False Starts: Count on Failure
Even a world-renowned researcher like Mike Boehnke, the Richard G. Cornell Distinguished University Professor of Biostatistics, knows how it feels. Scary, he says.
As part of a global research team, Boehnke spent a decade laboring, without significant results, to identify the genetic variants that contribute to type 2 diabetes. "In terms of our primary objective," he says, "we failed for ten years."
In the first five-year phase of their study, he and his colleagues typed genetic markers across the genome on 800 families. They found "exactly nothing."
They spent several more years sharing findings with researchers around the world who were doing similar work. Again, Boehnke says, they found "absolutely nothing."
It wasn't until technology caught up with them—chiefly in the form of the Human Genome and HapMap Projects, which together shed light on the common patterns of human genetic variation—that Boehnke and his colleagues tasted success. In 2007, they identified nine different places on the human genome associated with a risk for type 2 diabetes. Time magazine hailed it as one of the top ten medical breakthroughs of the year.
How did they persevere? "We kept going because the people who were working on this liked each other and had fun together," Boehnke remembers. During once-a-year gatherings, usually at his home, members of the team would eat, talk science, play the guitar, and sing.
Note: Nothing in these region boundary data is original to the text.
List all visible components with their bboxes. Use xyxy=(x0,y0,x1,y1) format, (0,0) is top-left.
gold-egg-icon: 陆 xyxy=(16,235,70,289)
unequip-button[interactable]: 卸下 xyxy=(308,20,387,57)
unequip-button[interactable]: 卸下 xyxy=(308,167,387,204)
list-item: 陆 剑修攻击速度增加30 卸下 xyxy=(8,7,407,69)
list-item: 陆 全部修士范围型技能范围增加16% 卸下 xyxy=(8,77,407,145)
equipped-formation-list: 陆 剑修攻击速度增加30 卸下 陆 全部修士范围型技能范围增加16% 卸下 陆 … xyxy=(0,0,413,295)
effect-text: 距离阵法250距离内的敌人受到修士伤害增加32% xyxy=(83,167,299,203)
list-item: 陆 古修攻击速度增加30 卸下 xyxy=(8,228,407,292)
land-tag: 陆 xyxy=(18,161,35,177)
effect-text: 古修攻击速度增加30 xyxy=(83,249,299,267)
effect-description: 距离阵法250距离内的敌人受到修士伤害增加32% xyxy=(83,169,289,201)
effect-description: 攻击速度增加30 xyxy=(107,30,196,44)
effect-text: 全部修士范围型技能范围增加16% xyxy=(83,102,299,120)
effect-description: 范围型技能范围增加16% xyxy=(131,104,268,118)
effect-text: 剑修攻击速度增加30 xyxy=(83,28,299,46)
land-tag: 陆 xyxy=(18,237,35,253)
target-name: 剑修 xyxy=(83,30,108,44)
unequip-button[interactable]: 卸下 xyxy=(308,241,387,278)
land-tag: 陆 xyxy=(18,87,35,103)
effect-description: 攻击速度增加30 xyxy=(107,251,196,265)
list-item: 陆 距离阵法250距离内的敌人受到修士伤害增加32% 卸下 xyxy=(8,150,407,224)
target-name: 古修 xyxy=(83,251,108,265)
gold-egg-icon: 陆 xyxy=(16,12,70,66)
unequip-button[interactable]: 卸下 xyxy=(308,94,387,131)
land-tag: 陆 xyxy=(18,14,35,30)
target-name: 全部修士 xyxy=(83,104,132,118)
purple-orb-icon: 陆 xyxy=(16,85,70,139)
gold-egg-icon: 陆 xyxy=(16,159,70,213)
The project leaders all had tenure, which meant job security. They held onto funding, which meant they could support their teams. They had other research to buoy them. And they were lucky. "That didn't mean I didn't wake up at 3 a.m. in a cold sweat, wondering what we were going to do next," Boehnke recalls.
But above all, he says, his colleagues were smart, and they liked and respected one another. "If anybody was going to solve that problem, we were going to do it, or at least be among those who did."
To those in a similar situation today, Boehnke has this advice: "Do what you love. Do what you think is important. Know that success almost always requires failure." Most of all, "try hard to be lucky. Weight the dice so there's a good chance they'll come up in your favor." That means surround yourself with good colleagues—and keep working.